Ramona was acting strangely on her morning walk with Gretchen and Eleanor, and only later did we discover what the problem was. As we sat drinking our weekly coffee in front of a blazing cardboard fire (it was too cold to be out on the east deck and we were wresting some much-needed heat from the boxes that had once contained the basement's new vinyl flooring), we noticed that Ramona had a distinct bump on the left top of her head. She also kept chewing at a part of her left back. Clearly she'd been stung by something, probably a nasty late summer hornet. We later gave her a couple benadryls, but this didn't prevent the tissue around her left eye from swelling nearly half-way closed around it.
My firewood errand today (to the same spot I visited yesterday) yielded a load of 118 pounds, all of which went into the woodshed's growing fourth tranche.
I did some tinkering with my clock today and was able to design the bit array for special extra-tiny numeric digits that were legible even though they occupied a grid measuring only two pixels wide by five pixels tall. (I'm not counting a single pixel on the side of such an array to keep it from merging with a neighbor.) Using these tiny numbers, I was able to add seconds to the left of the normal-sized hours and minutes on my eight by 32 pixel display grid. Here are the definitions for my tiny digits:
The clock as it looked today with its new tiny seconds digits. Here's the state of the code: arduinoclock2.ino.

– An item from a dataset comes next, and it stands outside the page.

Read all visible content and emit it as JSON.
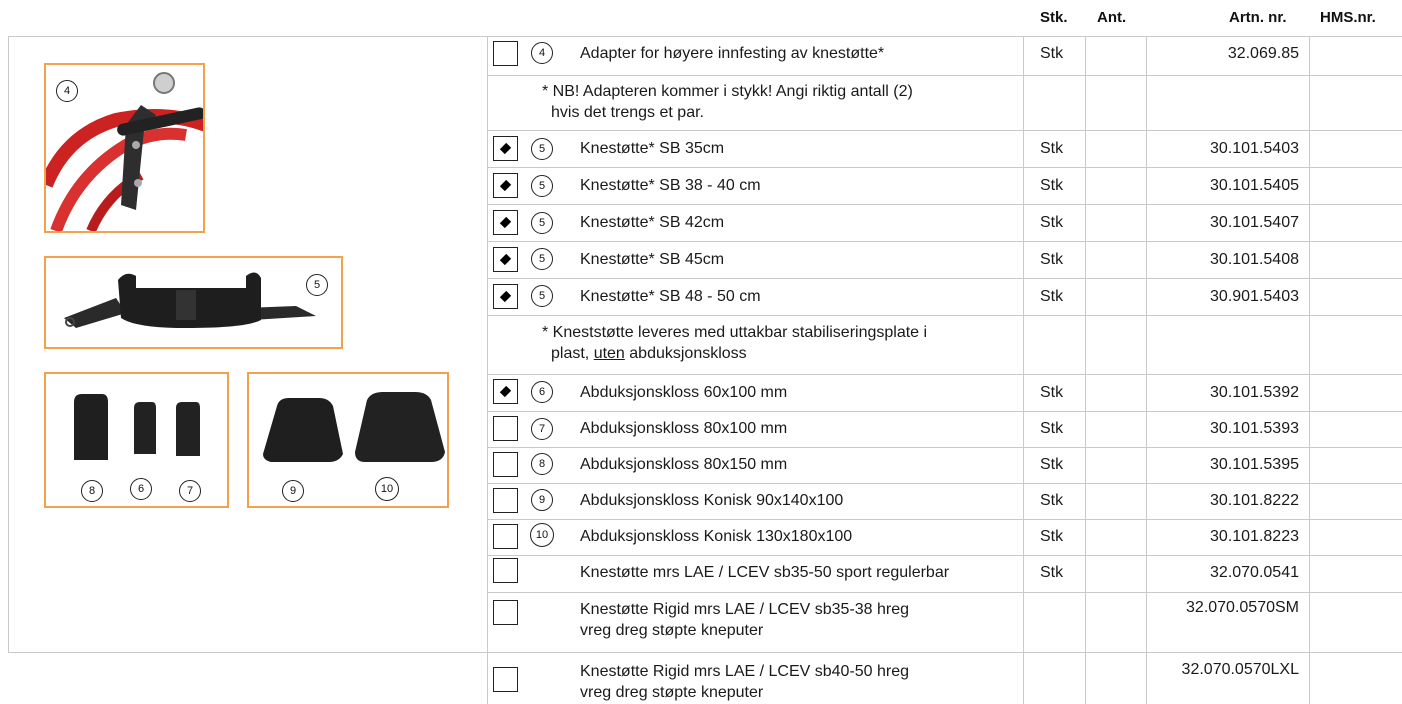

There are several ways to integrate these additional characters with the proper character set. An easy way is to just replace a swath of unused characters (such as lower-case letters). But with a slight modification of the code, these small digits can also be added to usually-invisible part of the character set with ASCII codes less than 32. Adding them to the part of the character set after ASCII code 127 was impossible as far as I could tell; referring to characters having such codes caused the clock to crash.
Late this afternoon, Gretchen drove up to Schenectady to participate in some sort of vegan poetry thing. Soon after she was gone, I heard a noise outside and looked down to see the car belonging to Mark, the guy from the Brooklyn who periodically shows up to drink beer and putter around my greenhouse and laboratory. He'd given me some warning he would be coming up, so this wasn't a surprise. When I went downstairs to investigate, I found Mark's car was being driven by his wife Lynne. Nancy was riding shotgun and his daughter Vivienne was in the back. They were all on their way to the Hudson Valley Mall, and Mark had wanted to be dropped off here instead.
We ended up drinking all the beers in the house, which included about eight Rolling Rocks and six Weyerbacher Last Chance IPAs (they're not very good). Mark also entertained various fantasies about how I should turn my greenhouse downstairs into a constantly-cycling verdant indoor waterfall. At some point we went on a little stroll through the nearby forest, going down the Stick Trail a couple hundred feet, turning east, and coming home up the ravine between our place and our downhill neighbors', arriving at the greenhouse again, Mark's favorite place. Later on, we watched the usual mix of Youtube videos, starting (of course) with Accept's Balls to the Wall, which Mark first introduced me to. When we got hungry, I made bean glurp and we feasted on smallish burritos. I noticed that not only is Mark something of a beer criminal, but he didn't eat all of his burritos either. He did, however, completely devour a container of brownie scraps leftover from a recent Gretchen baking jihad.
Soon after Gretchen returned home, Mark headed down to the greenhouse to spend the night in its upstairs. I could tell from the amount I'd drunk that I would be suffering from a hangover tomorrow.